Cada vez que vejo o Morrissey dos tempos de “Bona Drag”, como o vídeo de “The Last Of The Famous International Playboys” na VH1 Classic, lembro-me deste Morrissey – um ser tão unidimensional que até o próprio Morrissey poderia defender, caso o equiparasse a um animal, o que até nem era despropositado de todo – poderia ser um híbrido entre urso e camelo. E lembro-me do Morrissey por causa daquele queixo. Também pelos olhos pequeninos que lhe magnificavam a testa, mas sobretudo pelo queixo. Sem aquele queixo, este Morrissey seria mais uma banalidade que eu teria tido a indiferença de conhecer, ainda que, e felizmente, de forma superficial. Aquele queixo poderia ter feito sucesso entre as indie rockers do final dos anos 80, mas, por azar, quando este Morrissey começou a querer saltar para cima delas, já o tempo do verdadeiro Morrissey tinha passado. Quando este Morrissey atingiu a plenitude da sua puberdade, o verdadeiro Morrissey tinha-se afundado no mar da rebeldia rock dos anos 90 e a sua voz nasalada passado completamente de moda. Senão, este falso Morrissey podia ter tido tempos felizes com as nerds smithianas. Não muito tempo, que elas apercebiam-se que dali não sairia nada do género de “Girlfriend In a Coma” nem nada que se parecesse, mas o suficiente para passar um bocado interessante. Só sei que este Morrissey, numa atitude pouco morrisseyiana, era visto amiúde em casas de alterne, o que prova que o mundo, na sua estranha forma de arranjar equilíbrios, ainda evolui com alguma lógica: este Morrissey só conseguia sexo pagando, a não ser que arranjasse alguma gaja com ligeira trissomia 21. Como é que ele conseguia o dinheiro, dada a sua gritante incapacidade adaptativa a qualquer coisa, é que já me ultrapassa um pouco, mas arrisco três hipóteses: crime; pensão ou subsídio por qualquer coisa; crash test dummy.

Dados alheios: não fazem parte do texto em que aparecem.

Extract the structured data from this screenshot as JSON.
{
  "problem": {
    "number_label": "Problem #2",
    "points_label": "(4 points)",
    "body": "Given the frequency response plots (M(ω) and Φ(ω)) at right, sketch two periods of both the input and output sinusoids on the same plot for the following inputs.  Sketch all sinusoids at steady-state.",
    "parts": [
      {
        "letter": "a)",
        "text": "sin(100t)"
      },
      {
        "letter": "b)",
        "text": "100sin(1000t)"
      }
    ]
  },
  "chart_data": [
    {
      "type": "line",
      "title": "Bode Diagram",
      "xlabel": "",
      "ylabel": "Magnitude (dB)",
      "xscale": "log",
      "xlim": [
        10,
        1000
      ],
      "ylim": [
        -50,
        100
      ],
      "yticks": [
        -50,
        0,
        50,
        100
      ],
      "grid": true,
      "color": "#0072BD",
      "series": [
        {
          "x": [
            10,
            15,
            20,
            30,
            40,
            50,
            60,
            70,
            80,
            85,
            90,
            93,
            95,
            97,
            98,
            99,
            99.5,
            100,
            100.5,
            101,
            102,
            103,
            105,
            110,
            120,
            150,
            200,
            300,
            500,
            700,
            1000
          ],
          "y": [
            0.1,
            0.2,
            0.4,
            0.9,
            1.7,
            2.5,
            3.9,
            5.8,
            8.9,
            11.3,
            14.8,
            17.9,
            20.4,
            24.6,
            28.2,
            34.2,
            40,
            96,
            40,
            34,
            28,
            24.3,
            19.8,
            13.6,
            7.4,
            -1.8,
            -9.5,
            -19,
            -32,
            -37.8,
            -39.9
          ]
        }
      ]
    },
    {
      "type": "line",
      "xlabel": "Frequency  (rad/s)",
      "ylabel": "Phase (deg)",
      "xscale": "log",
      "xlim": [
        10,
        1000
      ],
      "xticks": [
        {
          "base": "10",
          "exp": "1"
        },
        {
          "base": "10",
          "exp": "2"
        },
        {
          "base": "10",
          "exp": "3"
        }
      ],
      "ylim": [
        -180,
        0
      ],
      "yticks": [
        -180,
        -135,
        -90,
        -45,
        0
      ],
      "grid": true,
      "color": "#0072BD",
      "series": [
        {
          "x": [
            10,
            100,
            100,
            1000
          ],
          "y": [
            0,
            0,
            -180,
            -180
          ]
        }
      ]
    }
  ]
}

… ou então como sósia do Morrissey em documentários sobre a Manchester dos anos 80 depois dos Joy Division. A cantar deve estar ela por ela com o verdadeiro Morrissey, menos na parte dos falsetes. Mas ninguém deve tê-lo descoberto entretanto e ele nem saberia aproveitar a oportunidade se ela aparecesse escrita num letreiro gigante à sua frente. Literalmente.